Di sisi lain, Ye Ling kembali ke Istana Yangxin, tak bisa menahan menghela napas ringan.

Menangani musuh di seluruh balairung memang sangat menekan.

“Yang Mulia, Menteri Kementerian Pekerjaan Gao dan Menteri Kementerian Keuangan Jiang meminta audiensi.”

Mendengar kedua nama itu, Ye Ling benar-benar senang.

Setidaknya sekarang dia punya dua pejabat setia.

“Persilakan.”

“Saya siap melapor, Yang Mulia.”

---

Ye Ling memperhatikan Gao Jianxing, pria dengan wajah persegi, alis tebal dan mata besar, berwajah khas dari daerah Qilu, membuatnya merasa simpatik.
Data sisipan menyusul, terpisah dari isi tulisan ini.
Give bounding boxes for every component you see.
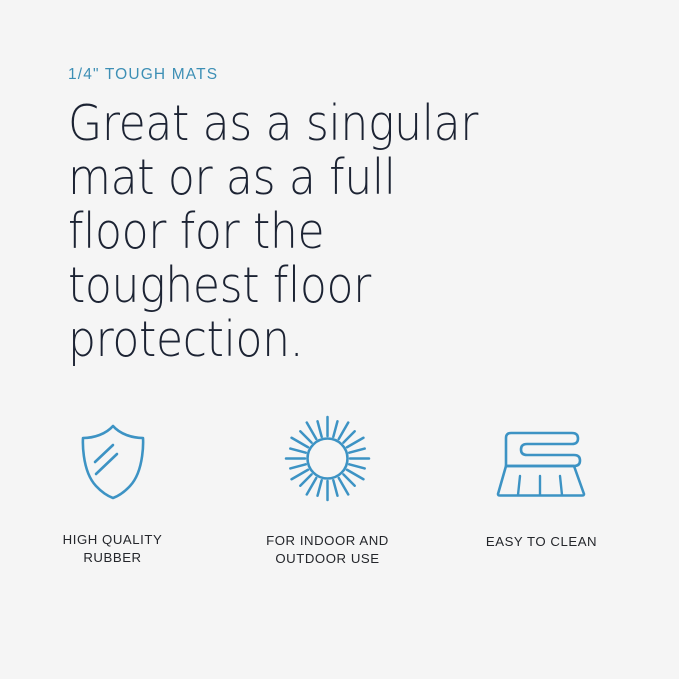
feature-caption: FOR INDOOR AND OUTDOOR USE <box>266 532 389 567</box>
brush-icon <box>494 430 589 498</box>
promo-card: 1/4" TOUGH MATS Great as a singular mat … <box>0 0 679 679</box>
shield-icon-wrap <box>78 408 148 513</box>
shield-icon <box>78 422 148 500</box>
feature-caption: EASY TO CLEAN <box>486 533 597 551</box>
sun-icon <box>280 411 375 506</box>
feature-caption-line: FOR INDOOR AND <box>266 532 389 550</box>
sun-icon-wrap <box>280 408 375 513</box>
feature-caption-line: OUTDOOR USE <box>266 550 389 568</box>
feature-list: HIGH QUALITY RUBBER <box>0 408 679 567</box>
feature-item-indoor-outdoor: FOR INDOOR AND OUTDOOR USE <box>225 408 430 567</box>
eyebrow-label: 1/4" TOUGH MATS <box>68 66 608 84</box>
brush-icon-wrap <box>494 408 589 513</box>
feature-caption-line: HIGH QUALITY <box>63 531 163 549</box>
feature-caption-line: RUBBER <box>63 549 163 567</box>
feature-caption: HIGH QUALITY RUBBER <box>63 531 163 566</box>
feature-item-easy-to-clean: EASY TO CLEAN <box>439 408 644 551</box>
page-title: Great as a singular mat or as a full flo… <box>68 97 491 367</box>
hero-text-block: 1/4" TOUGH MATS Great as a singular mat … <box>68 66 608 367</box>
feature-item-high-quality-rubber: HIGH QUALITY RUBBER <box>0 408 225 566</box>
feature-caption-line: EASY TO CLEAN <box>486 533 597 551</box>
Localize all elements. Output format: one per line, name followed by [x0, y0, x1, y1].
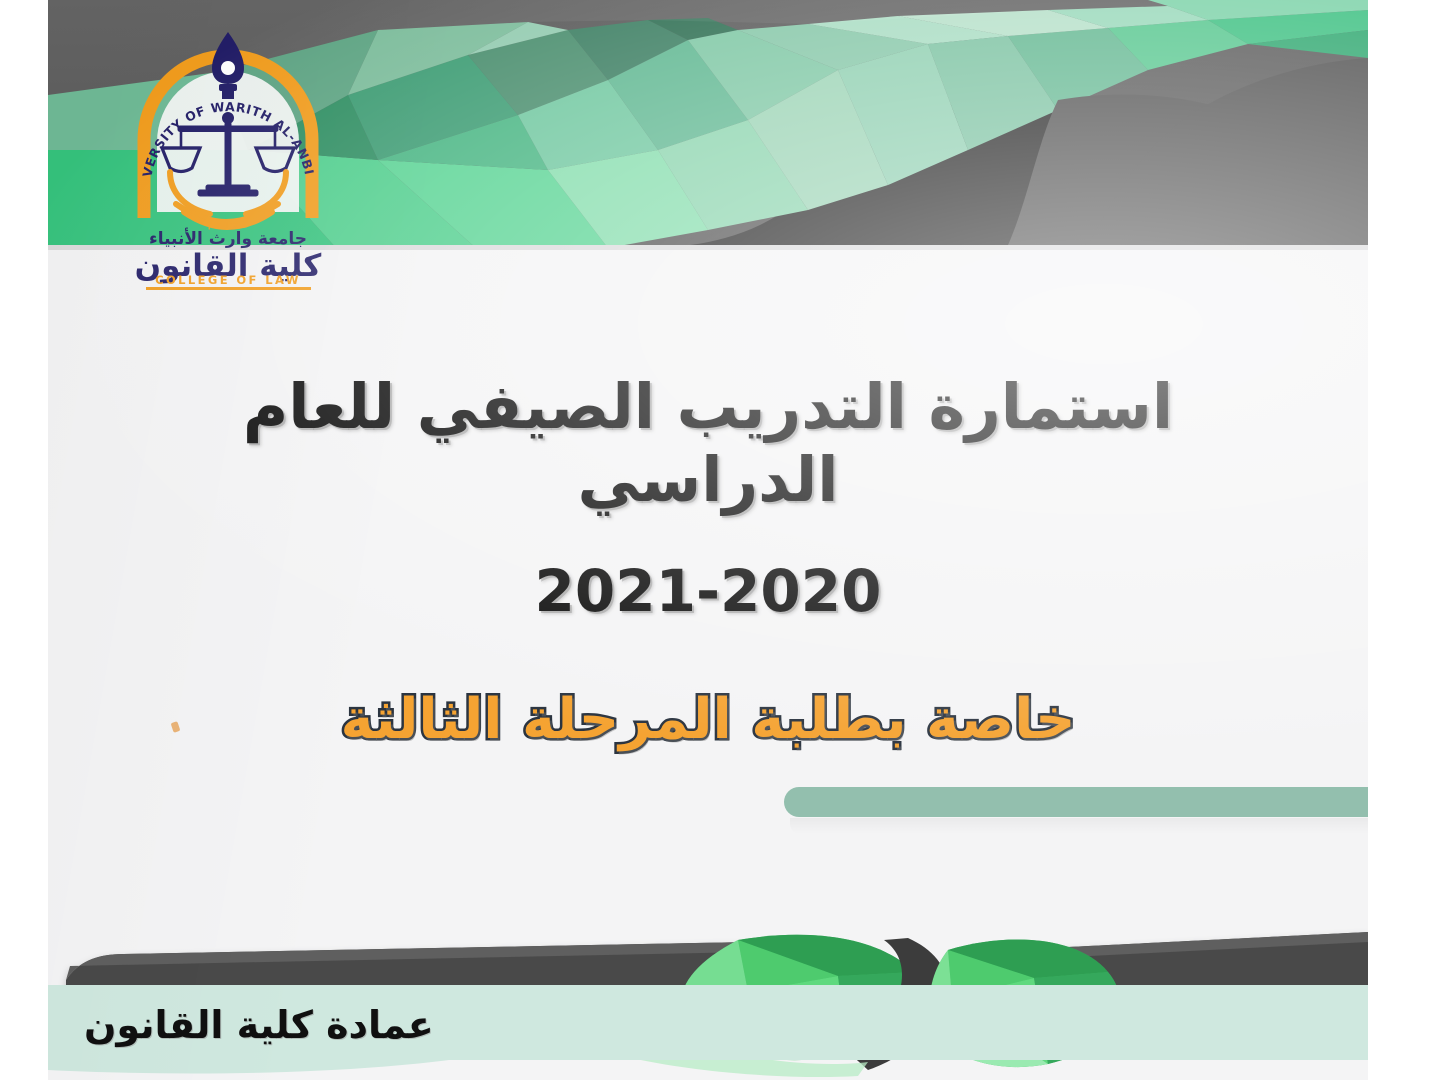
- mid-bar-shadow: [790, 818, 1368, 834]
- headline-block: استمارة التدريب الصيفي للعام الدراسي 202…: [48, 370, 1368, 753]
- page-subtitle: خاصة بطلبة المرحلة الثالثة: [48, 688, 1368, 752]
- footer-label: عمادة كلية القانون: [84, 995, 644, 1055]
- page-title: استمارة التدريب الصيفي للعام الدراسي: [48, 370, 1368, 516]
- logo-underline: [146, 287, 311, 290]
- logo-faculty-en: COLLEGE OF LAW: [155, 273, 301, 287]
- slide-canvas: UNIVERSITY OF WARITH AL-ANBIYAA: [0, 0, 1440, 1080]
- academic-year: 2021-2020: [48, 562, 1368, 620]
- university-logo: UNIVERSITY OF WARITH AL-ANBIYAA: [126, 22, 331, 290]
- logo-institution-ar: جامعة وارث الأنبياء: [149, 228, 307, 249]
- slide: UNIVERSITY OF WARITH AL-ANBIYAA: [48, 0, 1368, 1080]
- mid-accent-bar: [784, 787, 1368, 817]
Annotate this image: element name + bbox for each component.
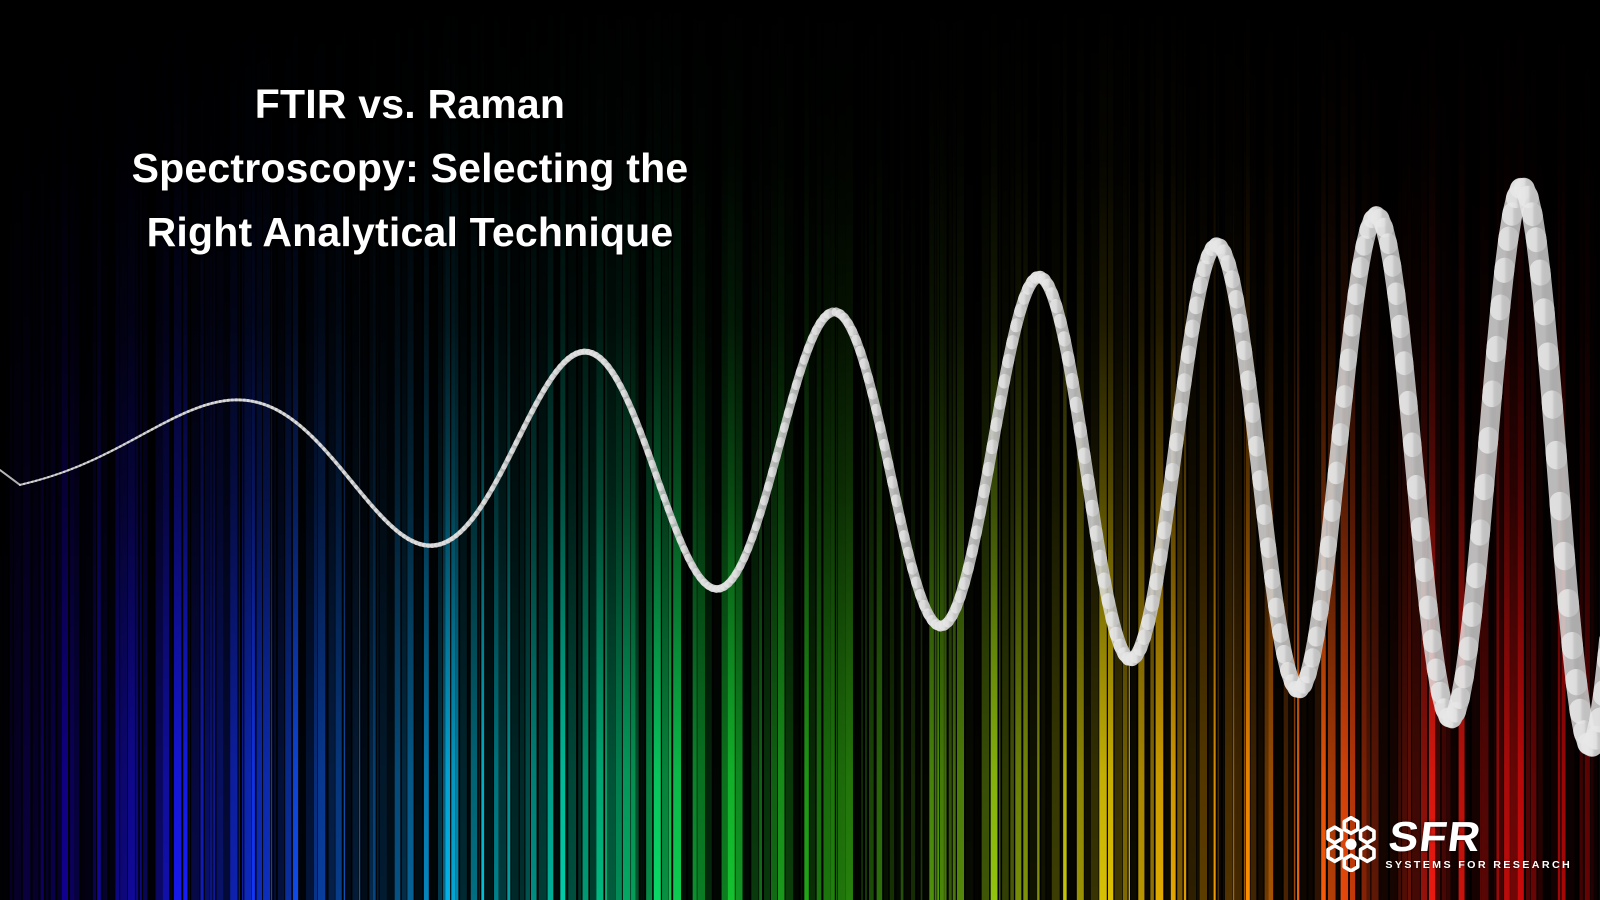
- logo-name: SFR: [1386, 817, 1585, 857]
- hexagon-flower-icon: [1323, 816, 1379, 872]
- slide-title: FTIR vs. Raman Spectroscopy: Selecting t…: [30, 72, 790, 264]
- sfr-logo[interactable]: SFR SYSTEMS FOR RESEARCH: [1323, 816, 1572, 872]
- title-line-1: FTIR vs. Raman: [30, 72, 790, 136]
- logo-wordmark: SFR SYSTEMS FOR RESEARCH: [1389, 817, 1572, 872]
- slide-canvas: FTIR vs. Raman Spectroscopy: Selecting t…: [0, 0, 1600, 900]
- title-line-3: Right Analytical Technique: [30, 200, 790, 264]
- title-line-2: Spectroscopy: Selecting the: [30, 136, 790, 200]
- logo-tagline: SYSTEMS FOR RESEARCH: [1385, 858, 1572, 872]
Dia tersenyum sedikit, mengangkat tangan, “Kalian berdua tidak perlu bersikap formal.”

“Menteri Gao, penunjukanmu sebagai Menteri Kementerian Pekerjaan sangat tiba-tiba, belum sempat berdiskusi denganmu, bagaimana perasaanmu?”

Gao Jianxing segera membungkuk, “Saya merasa terhormat dan tidak pantas mendapat perhatian Yang Mulia. Nanti saya akan berusaha sekuat tenaga meringankan beban Yang Mulia.”

Tidak ciut, bagus!

Ye Ling merasa sangat lega, “Kau bersedia memikul tanggung jawab ini, aku senang. Namun, kementerian pekerjaan penuh dengan orang-orang Zhao Shiguo, mungkin tugasmu tidak mudah.”

Mendengar itu, Gao Jianxing sama sekali tidak takut, dengan suara lantang berkata, “Selama pemerintahan bersih dan rakyat bersatu, para pengkhianat itu tidak akan pernah menang!”

Sungguh berani!

Sungguh percaya diri!

Ye Ling semakin senang, meskipun sedikit, tapi para pembantunya berkualitas tinggi.

Dulu Liu Bei juga mengandalkan dua saudara untuk perlahan membangun kerajaannya, dia tidak percaya dirinya kalah dari Liu Bei.

“Dengan kau dan Menteri Jiang sebagai pembantu, aku percaya bisa menenangkan negeri, membuat rakyat makmur!”

Mendengar kata-kata penuh semangat itu, Gao Jianxing dan Jiang Zhenshan juga merasa semangat membara. Mereka bertiga saling memandang tanpa kata, hanya dengan tatapan penuh pengertian.

Ye Ling lalu berkata, “Ngomong-ngomong, Menteri Jiang, hari ini kau harus segera menyita harta keluarga Zhang Qing. Ingat, harus cepat dan teliti, terutama cari lorong rahasia, mungkin dia sudah mulai memindahkan asetnya.”

Untungnya Zhang Qing melakukan kejahatan besar yaitu mencoba membunuh kaisar, jadi asetnya hanya bisa disembunyikan di lorong rahasia.

Bahkan Zhao Shiguo pun tidak berani mengambil barang curian itu sekarang.

Kalau ketahuan, sekalipun lompat ke Sungai Kuning pun tidak akan bisa membersihkan namanya.

Jiang Zhenshan membungkuk, “Yang Mulia, yakinlah, aku tidak akan mengecewakan kepercayaan Yang Mulia.”

Setelah membahas urusan resmi, saat mereka hendak pergi, Ye Ling memanggil mereka kembali dan bertanya hal pribadi.

“Kalian berdua, apakah Kepala Rumah Sakit Istana dapat dipercaya?”

Pepatah mengatakan, kaisar memiliki empat harta: resep rumah sakit istana, teh dari Kementerian Upacara, karya dari Akademi Hanlin, dan senjata dari Pengawal Istana.

Dalam sejarah, banyak kaisar yang meninggal di tangan dokter rumah sakit istana.

Ye Ling ingin memastikan masalah besar yang berkaitan dengan masa depan seluruh dinasti. Jika orang rumah sakit istana ternyata mata-mata Zhao Shiguo, bukankah dia seperti domba yang masuk mulut harimau, langsung mati tanpa ampun?